The upside of Pauly’s foray into the mainstream is that he’s become a bit of a celebrity. He admits also that he gets stopped by between five and ten people whenever he goes out. Most just want to ask him about the simple logistics of being so modified, or have their picture taken with him. Albeit reluctantly he’s become a poster boy for extreme body modification, especially among a younger generation. And he admits that it’s nice to have some positive comments to counter the haters. But he takes the responsibility seriously, and wants to make it clear that you really shouldn’t attempt to do your own body mods. If you have to, make sure you know everything about the procedure, exactly what the risks are, and have made contingency plans should anything go wrong.
“I was smart enough and did enough research to do what did and it turned out OK,” he says. “But it was still a dangerous thing to do on my part. It’s best to wait to get it done the right way because, if you don’t, then you can seriously injure yourself. If you’re trying to split your own tongue and you hit a vein, or if you’re trying to remove your nipples or your finger or something, then you can also cause severe blood loss. If you hit a wrong nerve trying to do some genital thing then you can lose some sensitivity.
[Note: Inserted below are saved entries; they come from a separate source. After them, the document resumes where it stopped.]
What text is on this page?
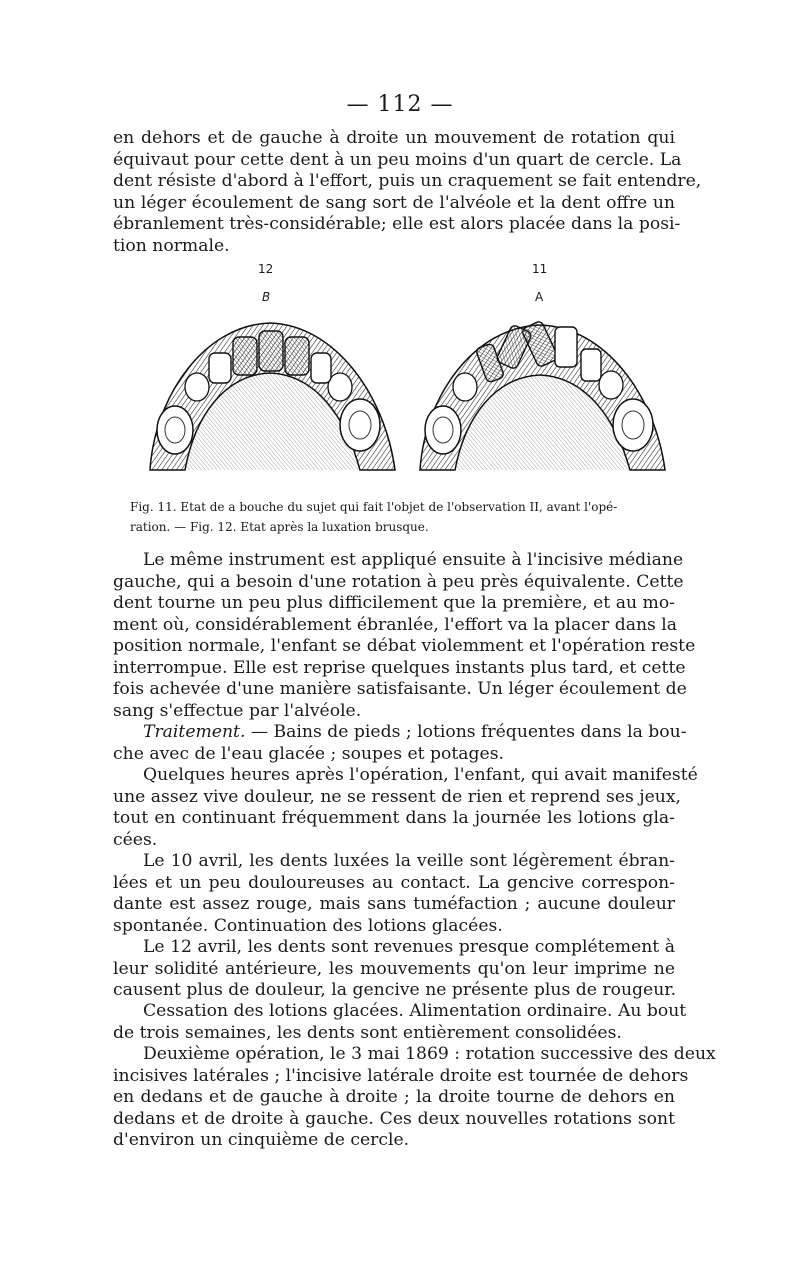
— 112 —
en dehors et de gauche à droite un mouvement de rotation qui
équivaut pour cette dent à un peu moins d'un quart de cercle. La
dent résiste d'abord à l'effort, puis un craquement se fait entendre,
un léger écoulement de sang sort de l'alvéole et la dent offre un
ébranlement très-considérable; elle est alors placée dans la posi-
tion normale.
12
B
11
A
Fig. 11. Etat de a bouche du sujet qui fait l'objet de l'observation II, avant l'opé-
ration. — Fig. 12. Etat après la luxation brusque.
Le même instrument est appliqué ensuite à l'incisive médiane
gauche, qui a besoin d'une rotation à peu près équivalente. Cette
dent tourne un peu plus difficilement que la première, et au mo-
ment où, considérablement ébranlée, l'effort va la placer dans la
position normale, l'enfant se débat violemment et l'opération reste
interrompue. Elle est reprise quelques instants plus tard, et cette
fois achevée d'une manière satisfaisante. Un léger écoulement de
sang s'effectue par l'alvéole.
Traitement. — Bains de pieds ; lotions fréquentes dans la bou-
che avec de l'eau glacée ; soupes et potages.
Quelques heures après l'opération, l'enfant, qui avait manifesté
une assez vive douleur, ne se ressent de rien et reprend ses jeux,
tout en continuant fréquemment dans la journée les lotions gla-
cées.
Le 10 avril, les dents luxées la veille sont légèrement ébran-
lées et un peu douloureuses au contact. La gencive correspon-
dante est assez rouge, mais sans tuméfaction ; aucune douleur
spontanée. Continuation des lotions glacées.
Le 12 avril, les dents sont revenues presque complétement à
leur solidité antérieure, les mouvements qu'on leur imprime ne
causent plus de douleur, la gencive ne présente plus de rougeur.
Cessation des lotions glacées. Alimentation ordinaire. Au bout
de trois semaines, les dents sont entièrement consolidées.
Deuxième opération, le 3 mai 1869 : rotation successive des deux
incisives latérales ; l'incisive latérale droite est tournée de dehors
en dedans et de gauche à droite ; la droite tourne de dehors en
dedans et de droite à gauche. Ces deux nouvelles rotations sont
d'environ un cinquième de cercle.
It’s too dangerous for people that aren’t trained or haven’t had experience to try to do on their own.”
Surprisingly, Pauly has even more modifications planned, even though he admits that he’s “content” with what he sees in the mirror.
“When I see myself, I’m content with what I’ve done, even though I continue to push myself further,” he says. “It’s what I love, it’s what makes me happy, and it’s what I’m going to do for the rest of my life. Right now, what I see is perfect. It’s what I intended to do. But there’s still more to do.
“Why? Simple – when I didn’t have modifications, I felt alien in a world of humans. Through modification, through adorning myself and filling in the blanks, I’m making myself more human. I’m changing my body because I want it to look perfect. Some people will go, ‘You’ve gone too far, you’ve wrecked your life, you’ve wrecked your face’ but if you don’t know me and you haven’t talked to me, then you have no right to say that, because all you’re doing is judging me based on your personal biases.
“Like I’ve said before – it’s my mind, it’s my body, it’s my time, it’s my money, and I’m going to do whatever the hell I want with it.”